Peasley and his colleagues investigated subdimensions of grit, perseverance, and consistency of interests in a B2B sales setting. They suggest managers should be aware that salespeople with a growth mindset benefit from environments that continually provide them with new opportunities. A candidate with the growth mindset may be an ideal fit for select opportunities within the sales organization that would allow them to progress more quickly, such as accelerated training programs, programs offering relatively rapid progression from junior standing to full standing, or programs that would place them on a management track. Sales managers can monitor and develop a salesperson’s locus of control to mitigate a decline in their interest by permitting flexibility and autonomy, providing tools and feedback, and empowering the salesperson with the capabilities and opportunities they need to execute the sales process successfully.

DEANA RAFFO Interim Chair of Management

and HEATHER HEATH, M.B.A. graduate

“What Would Dolly Do?: Dolly Parton as Authentic Leader”

Journal of Leadership Education

Heath, a recent MTSU M.B.A. graduate, collaborated with Raffo to provide leadership educators with popular media resources for teaching authentic leadership, using Dolly Parton as a compelling case study. Authentic leadership is a theoretical framework that emphasizes core values, purpose, meaning, self-awareness, an internal moral perspective, and enduring relationships. Although Parton is best known for her long and distinguished musical career, the focus here is on her notable civic and philanthropic contributions as an authentic leader, including her work with Imagination Library, her support for the development of the COVID-19 vaccine, and her relief efforts for the Gatlinburg fires.

MELODIE PHILLIPS, Professor of Marketing

“Do Business School Faculties Have an Ethical Obligation to Maximize MBA Student Involvement by Developing ‘Online Presence’ to Engage Students Displaced During the Pandemic and Beyond?”

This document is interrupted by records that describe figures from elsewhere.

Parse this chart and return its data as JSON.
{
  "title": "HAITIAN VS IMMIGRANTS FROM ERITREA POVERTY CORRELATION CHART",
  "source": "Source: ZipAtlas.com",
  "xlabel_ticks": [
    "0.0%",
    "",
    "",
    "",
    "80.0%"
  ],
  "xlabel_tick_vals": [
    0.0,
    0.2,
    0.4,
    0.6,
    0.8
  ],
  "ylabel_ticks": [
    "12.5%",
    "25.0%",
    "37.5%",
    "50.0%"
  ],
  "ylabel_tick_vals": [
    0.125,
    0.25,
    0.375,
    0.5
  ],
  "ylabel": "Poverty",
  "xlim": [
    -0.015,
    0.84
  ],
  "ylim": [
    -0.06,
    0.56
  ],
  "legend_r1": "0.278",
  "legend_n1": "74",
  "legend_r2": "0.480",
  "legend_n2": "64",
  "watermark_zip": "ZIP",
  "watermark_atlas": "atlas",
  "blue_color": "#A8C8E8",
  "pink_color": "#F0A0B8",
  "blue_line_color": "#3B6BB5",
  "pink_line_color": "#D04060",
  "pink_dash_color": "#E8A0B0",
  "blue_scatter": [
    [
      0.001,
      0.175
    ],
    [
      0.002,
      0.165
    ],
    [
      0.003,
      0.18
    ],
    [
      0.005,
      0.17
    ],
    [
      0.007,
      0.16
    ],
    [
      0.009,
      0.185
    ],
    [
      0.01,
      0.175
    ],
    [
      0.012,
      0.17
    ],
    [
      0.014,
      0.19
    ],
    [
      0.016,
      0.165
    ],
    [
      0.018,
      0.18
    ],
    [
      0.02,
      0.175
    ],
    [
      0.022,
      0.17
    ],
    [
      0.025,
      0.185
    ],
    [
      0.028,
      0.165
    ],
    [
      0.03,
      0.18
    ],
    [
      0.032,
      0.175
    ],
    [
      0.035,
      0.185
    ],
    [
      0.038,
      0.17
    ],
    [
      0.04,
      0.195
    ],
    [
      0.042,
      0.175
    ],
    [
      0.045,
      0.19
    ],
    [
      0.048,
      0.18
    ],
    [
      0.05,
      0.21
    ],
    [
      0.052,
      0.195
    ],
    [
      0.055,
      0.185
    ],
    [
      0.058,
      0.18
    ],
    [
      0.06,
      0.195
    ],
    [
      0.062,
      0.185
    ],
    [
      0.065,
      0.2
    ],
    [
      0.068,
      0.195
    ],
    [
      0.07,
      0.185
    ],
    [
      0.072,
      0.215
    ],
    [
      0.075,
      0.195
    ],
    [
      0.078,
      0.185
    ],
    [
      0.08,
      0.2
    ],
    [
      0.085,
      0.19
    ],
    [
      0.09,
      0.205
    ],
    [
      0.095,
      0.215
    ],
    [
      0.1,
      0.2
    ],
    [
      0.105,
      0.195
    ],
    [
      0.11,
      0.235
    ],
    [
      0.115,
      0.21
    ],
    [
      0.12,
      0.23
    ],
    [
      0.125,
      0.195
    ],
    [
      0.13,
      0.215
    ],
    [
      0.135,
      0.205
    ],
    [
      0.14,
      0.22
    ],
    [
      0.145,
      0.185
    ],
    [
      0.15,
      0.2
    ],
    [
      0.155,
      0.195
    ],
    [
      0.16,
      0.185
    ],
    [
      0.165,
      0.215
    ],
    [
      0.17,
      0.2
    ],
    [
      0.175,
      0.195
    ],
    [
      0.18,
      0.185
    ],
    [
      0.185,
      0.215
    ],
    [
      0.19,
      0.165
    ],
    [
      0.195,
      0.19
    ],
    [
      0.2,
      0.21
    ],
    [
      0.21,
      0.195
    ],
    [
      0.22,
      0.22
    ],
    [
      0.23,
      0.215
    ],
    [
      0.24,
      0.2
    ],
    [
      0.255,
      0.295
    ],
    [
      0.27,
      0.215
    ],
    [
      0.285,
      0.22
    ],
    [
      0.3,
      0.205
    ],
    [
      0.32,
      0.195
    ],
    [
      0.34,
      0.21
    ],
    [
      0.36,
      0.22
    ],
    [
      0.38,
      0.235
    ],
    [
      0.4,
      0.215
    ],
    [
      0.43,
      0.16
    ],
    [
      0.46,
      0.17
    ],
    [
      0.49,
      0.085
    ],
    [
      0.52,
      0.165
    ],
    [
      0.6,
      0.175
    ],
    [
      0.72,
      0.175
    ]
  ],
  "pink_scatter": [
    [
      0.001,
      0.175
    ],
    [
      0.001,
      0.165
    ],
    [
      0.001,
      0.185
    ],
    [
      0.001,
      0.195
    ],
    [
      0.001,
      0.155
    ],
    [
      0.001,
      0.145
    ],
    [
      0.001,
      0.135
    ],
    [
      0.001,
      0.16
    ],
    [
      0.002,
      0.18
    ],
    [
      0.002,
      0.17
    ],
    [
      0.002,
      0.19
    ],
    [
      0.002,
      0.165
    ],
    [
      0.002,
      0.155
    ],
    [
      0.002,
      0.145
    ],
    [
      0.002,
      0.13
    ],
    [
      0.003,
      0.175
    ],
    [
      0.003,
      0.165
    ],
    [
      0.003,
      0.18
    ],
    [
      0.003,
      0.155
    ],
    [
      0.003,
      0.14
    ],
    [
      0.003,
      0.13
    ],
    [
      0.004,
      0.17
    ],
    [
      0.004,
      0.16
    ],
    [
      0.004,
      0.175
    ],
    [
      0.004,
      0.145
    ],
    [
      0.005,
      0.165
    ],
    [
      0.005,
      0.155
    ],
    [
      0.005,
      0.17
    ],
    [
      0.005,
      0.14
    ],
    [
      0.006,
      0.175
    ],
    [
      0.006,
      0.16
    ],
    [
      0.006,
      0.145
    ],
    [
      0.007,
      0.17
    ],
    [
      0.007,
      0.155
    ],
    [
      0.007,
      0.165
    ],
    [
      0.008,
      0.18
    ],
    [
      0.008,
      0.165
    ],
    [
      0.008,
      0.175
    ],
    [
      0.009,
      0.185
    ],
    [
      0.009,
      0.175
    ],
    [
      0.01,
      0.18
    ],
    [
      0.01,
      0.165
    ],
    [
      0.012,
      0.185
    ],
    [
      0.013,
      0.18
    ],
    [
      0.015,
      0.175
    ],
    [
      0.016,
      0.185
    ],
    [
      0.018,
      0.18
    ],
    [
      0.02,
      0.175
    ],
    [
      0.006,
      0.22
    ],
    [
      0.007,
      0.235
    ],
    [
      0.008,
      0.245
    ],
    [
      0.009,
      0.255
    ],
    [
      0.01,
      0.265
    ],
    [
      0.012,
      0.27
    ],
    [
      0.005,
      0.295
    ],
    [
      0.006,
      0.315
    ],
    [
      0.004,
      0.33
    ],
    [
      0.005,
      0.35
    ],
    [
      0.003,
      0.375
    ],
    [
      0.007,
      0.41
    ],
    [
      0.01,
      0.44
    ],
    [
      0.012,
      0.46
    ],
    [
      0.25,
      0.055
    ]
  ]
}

International Journal of Education and Social Science (forthcoming)

Phillips explores the significance of going beyond asynchronous online involvement and moving toward a more interactive engagement with distance-learning students, which was never more urgent than in the COVID-19 environment. Students and faculty in traditional face-toface courses were shifted virtually overnight into an e-learning environment. These students and faculty were particularly vulnerable to this transition. Faculty facing the pandemic have been online instruction novices, and a substantial portion of the disengaged students felt they learned better and were more engaged in a traditional learning environment. This paper investigates approaches that can help ease the unexpected transition to online learning to yield a more impactful experience to engage these students in an active learning environment in graduate programs.

DAVID S. STEFFENSEN JR., Assistant Professor of Management

with CHARN P. MCALLISTER (Austin Peay State University) and PAMELA L. PERREWÉ, GANG WANG, C. DARREN BROOKS (Florida State University)

“ ‘You’ve Got Mail’: a Daily Investigation of Email Demands on Job Tension and Work-Family Conflict”

Journal of Business and Psychology

Email represents a useful organizational tool that can facilitate rapid and flexible communication between organizations, managers, and employees regardless of their physical location—office, home, on vacation, etc. However, despite the potential benefits of email, its usage is a double-edged sword that also has the potential to negatively affect its users. To advance knowledge and inform both researchers and practitioners of such negative outcomes, Steffensen et. al. integrate the job demands-resources model with spillover theory to investigate email as a potential job demand and explore how it may relate to employees’ job tension and work-family conflict. Their research suggests, as a job demand, email can have negative consequences on the job that can spill over into the home.